9. “Shadow–A Parable” (1835)
This short (three-paragraph) tale sports a ghostly, haunting opening, as the narrator Oinos calls across the centuries: “Ye who read are still among the living; but I who write have long since gone my way into the region of shadows.” His unholy parable is set in the “dim city” of Ptolemais, in “a year of terror” when “the black wings of the Pestilence were spread abroad.” The “gloomy room” that Oinos and his six wine-drinking companions occupy–a black-draped chamber in which a heavy atmosphere hangs like a “dead weight”–seems quite funereal, and Oinos belatedly reveals that the group shares the confines with the corpse of their young friend, the recent plague victim Zoilus (whose open eyes appear to observe the memorial “merriment” with terrible bitterness). As if all this weren’t creepy enough, a vague shadow detaches from draperies, crosses the room, and settles by the chamber door (cf. “The Raven”). Oinos demands “its dwelling and its appellation,” and receives a frightful reply: “I am SHADOW, and my dwelling is near to the Catacombs of Ptolemais, and hard by those dim plains of Helusion which border upon the foul Charonian canal.” Not just the content but also the tonality of the response terrifies, as Oinos and the other attendees hear “the well-remembered and familiar accents of many thousand departed friends.” Poe is a preeminent writer of horrific sounds, nowhere more evident than in this narrative resonating with ominous implication.
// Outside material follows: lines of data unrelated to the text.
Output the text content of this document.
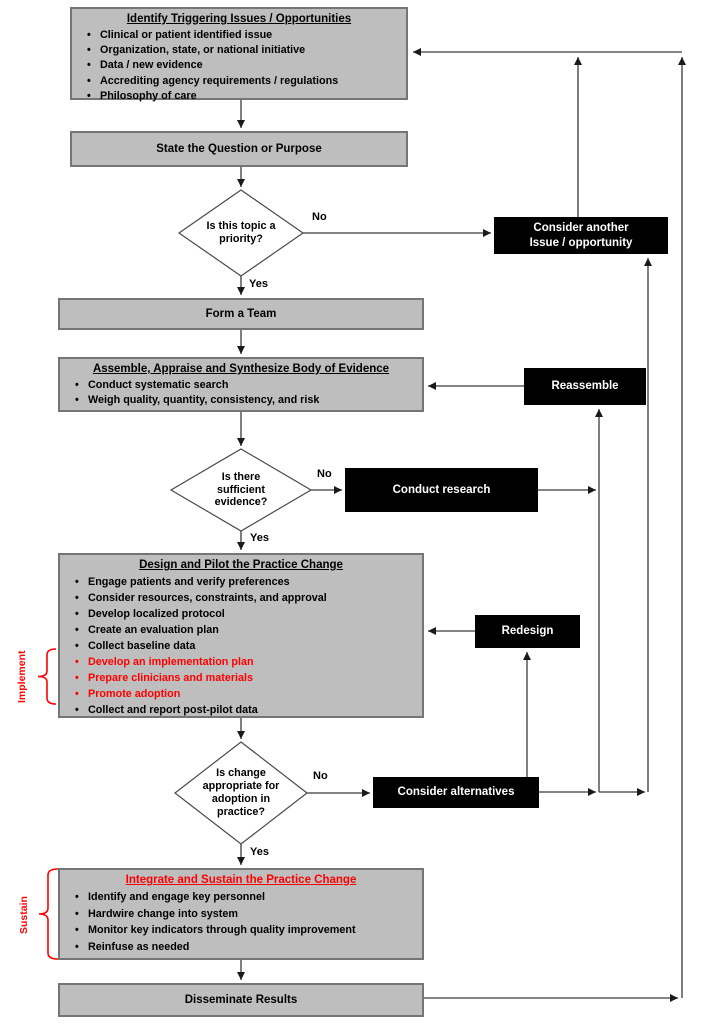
Identify Triggering Issues / Opportunities
• Clinical or patient identified issue
• Organization, state, or national initiative
• Data / new evidence
• Accrediting agency requirements / regulations
• Philosophy of care
State the Question or Purpose
Form a Team
Assemble, Appraise and Synthesize Body of Evidence
• Conduct systematic search
• Weigh quality, quantity, consistency, and risk
Design and Pilot the Practice Change
• Engage patients and verify preferences
• Consider resources, constraints, and approval
• Develop localized protocol
• Create an evaluation plan
• Collect baseline data
• Develop an implementation plan
• Prepare clinicians and materials
• Promote adoption
• Collect and report post-pilot data
Integrate and Sustain the Practice Change
• Identify and engage key personnel
• Hardwire change into system
• Monitor key indicators through quality improvement
• Reinfuse as needed
Disseminate Results
Consider another
Issue / opportunity
Reassemble
Conduct research
Redesign
Consider alternatives
Is this topic a priority?
Is there sufficient evidence?
Is change appropriate for adoption in practice?
No
Yes
No
Yes
No
Yes
Implement
Sustain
8. “Metzengerstein” (1832)
Poe’s first published tale goes heavy on Gothic atmosphere; it’s set in feudal Hungary and features looming castles, an “ancient prophecy” and an apparent act of supernatural vengeance. The young but debauched Frederick, Baron Metzengerstein torches the beloved stables of his neighbor and rival Wilhelm, Count Berflifitzing. As the fire rages next door, Frederick fixates upon a tapestry scene depicting a slain Berlifitzing figure, whose horse suddenly seems to turn its head and take on a menacing aspect (complete with blazing eyes and a flash of “sepulchral and disgusting teeth”). Soon thereafter, a “gigantic and fiery-colored horse” is discovered on the palace grounds, with the “W.V.B.” branded on its forehead hinting at a grim metempsychosis (Wilhelm having perished in the burning stables). Frederick develops a “perverse attachment” to this creature of “ferocious and demon-like propensities,” mounting it for habitual nocturnal forays. “One tempestuous night,” the terrified Frederick races back home, helplessly struggling to rein in the steed as it plunges straight into the strangely flame-engulfed (lightning-struck?) Metzengerstein castle. There hasn’t been a more horrific instance of horse-riding this side of Sleepy Hollow.